Dolayısıyla 1968’in devrimci eylemlerinin üniversite
direnişleri ötesinde düşünülmesi çok önemlidir.
Çünkü dünyada bütün bu hareketler üniversitenin dışına
taştı.
Tütün tarlalarına taştı, fabrikalara taştı.
Ve daha da ileri giderek Türkiye’de ilk devrimci
silahlı propaganda hareketlerinin, ilk gerilla hareketlerinin kurulmasına
yol açtı.
Bir anlamda denebilir ki THKP-C Mülkiye’den, THKO da
ODTÜ’den türemiştir.
1968 direnişlerini üniversitelerin sınırları içinde
düşündüğümüz zaman ufkumuz daralıyor.
Oysa bu konuda, üniversiteyi radikal bir toplumsal
dönüşümün motive olduğu bir çekirdek gibi görmek önemlidir bence.
Paris’i hatırlarsan, Sorbonne'dan başlayan direnişler,
Fransız Komünist Partisi'nin ve onun taraftarı olan sendika
konfederasyonunun –CGT’nin– itirazlarına karşın fabrikalara taştı.
Ve öğrenciler fabrikaları kente indirmeyi başardılar.
İşçileri fabrikalarını ele geçirmeye ikna
ettiler.
İşgaller, üniversitelerden başlayarak, ister
fabrikalarda, ister tarlalarda olsun, insanlara kendilerini yönetebilme
ufkunu sundular.
Bu da solun tarihinde önemli bir dönüşüme yol
açtı.
Stalinizme, Sovyetik-bürokratik partilere, reel
sosyalizme ciddi sekte vurdu.
Marksist kuramı dogmatizmden kutardı, hareketi
zenginleştirdi, yeniledi.
O dönemdeki devrimci hareketlerle sanat arasındaki
ilişkiyi düşünürken de bakış açımız yukardaki gibi olmalı.
Yani o dönemdeki sanat-siyaset ilişkisi birtakım
grafiklerin, afişlerin, sokak sanatının gösterdiklerinin çok ötesindeydi.
1968 sayesinde sanat, bizatihi bir devrimci eylem
olarak görülmeye başladı.
Gerçi, 19. yüzyıl başından, romantizmden beri
"güzellik", özgürlük demekti.
Bütün sosyalist ütopyalar nihayetinde bütün toplumu
şiirselleştirmeyi öngörüyordu.
Komünizm fikri 20. yüzyıl avangardının başlıca
bileşenlerinden biriydi.
Ama bütün bunlar, daha ziyade estetik alanına özgüydü.

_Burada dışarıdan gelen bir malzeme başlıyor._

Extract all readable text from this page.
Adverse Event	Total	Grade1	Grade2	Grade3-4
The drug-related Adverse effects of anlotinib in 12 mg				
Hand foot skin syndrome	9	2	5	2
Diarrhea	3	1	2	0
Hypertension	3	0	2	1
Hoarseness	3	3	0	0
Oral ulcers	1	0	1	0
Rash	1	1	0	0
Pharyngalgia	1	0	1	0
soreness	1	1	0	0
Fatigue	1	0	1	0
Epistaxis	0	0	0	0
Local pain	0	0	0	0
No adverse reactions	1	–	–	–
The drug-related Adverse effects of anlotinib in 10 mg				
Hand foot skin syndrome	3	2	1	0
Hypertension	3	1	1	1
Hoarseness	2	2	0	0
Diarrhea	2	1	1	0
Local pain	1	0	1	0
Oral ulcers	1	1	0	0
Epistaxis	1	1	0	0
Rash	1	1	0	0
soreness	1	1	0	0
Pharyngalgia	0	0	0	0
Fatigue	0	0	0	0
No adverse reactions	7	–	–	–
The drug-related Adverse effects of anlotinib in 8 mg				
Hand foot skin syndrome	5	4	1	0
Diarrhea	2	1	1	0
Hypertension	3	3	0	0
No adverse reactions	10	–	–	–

1968 paradigmayı değiştirdi.
"Devrimci sanat" yerine "sanat olarak
devrim" fikrini sundu.
Bu, avangardın (süprematist ve konstrüktivistlerin)
sanatı yönettiği 1917 Devrimi ertesindeki yıllarda bile bu kadar ileri
gitmemişti.
Avangardın 1968'deki mirasçısı sitüasyonistler
sanatçıları formlarla, işaretlerle (sözcüklerle) değil, bizzat
devrimle oynamaya çağırıyordu.
Oyun terimini kasten kullanıyorum çünkü oyunda
yabancılaşma yoktur, işbölümü yoktur.
Oyun oynayan bir çocuk her şeyi kendi yönetir, o
oyunun fikrini de kendi tanımlar, oyuncağın ne olacağını da kendi tanımlar,
oyun ortamını da kendi tanımlar vb.
Dolayısıyla oyun, yabancılaşmadan en uzak, en yaratıcı
edim olarak görülmüştür romantiklerden beri, hem sanatçılar, hem ütopyacı
siyasetçiler tarafından.
Onun için '68'de bizim oynadığımız oyunların da aynı zamanda birer
sanatsal hareket gibi düşünülebileceğine inanıyorum.
Bence o dönemin silahlı hareketleri bile bir bakıma
romantik hareketlerdi.
Romantik terimini bir dönemi, bir edebi ya da sanatsal
akımı anlatmak için kullanmıyorum.
Bir başkaldırı felsefesi, duygulanımı anlamında
kullanıyorum.
Bu hareketer romantik hareketlerdi, hayalperest
hareketlerdi.
Yoksa bu hareketleri yürüten arkadaşlarımız
orduyu alt edemeyeceklerini düşünecek kadar akıllıydılar.
Yusuf, Anadolu’ya açılırken altında bir tane Java
marka motosiklet vardı.
İşte bu müthiş!
Müthiş bir hayal gücü, müthiş bir tutku, arzu, irade,
aşk.
İşte bu tür eylemleri oyuna dönüştüren,
şiirselleştiren, temelde, aklın önüne geçen hayal dünyasıdır.
Bu noktalar üzerinde pek durulmadı.
Tabii Can Yücel hariç.
Can Yücel’in Deniz’le ilgili Mare Nostrum
(Bizim Deniz) şiiri vardır.
Onların ölümle oynadığı oyunu yakalamıştır.
Şöyle biter Bizim Deniz:
Acıyorsam sana anam avradım olsun
/ Ama aşk olsun sana çocuk, aşk olsun.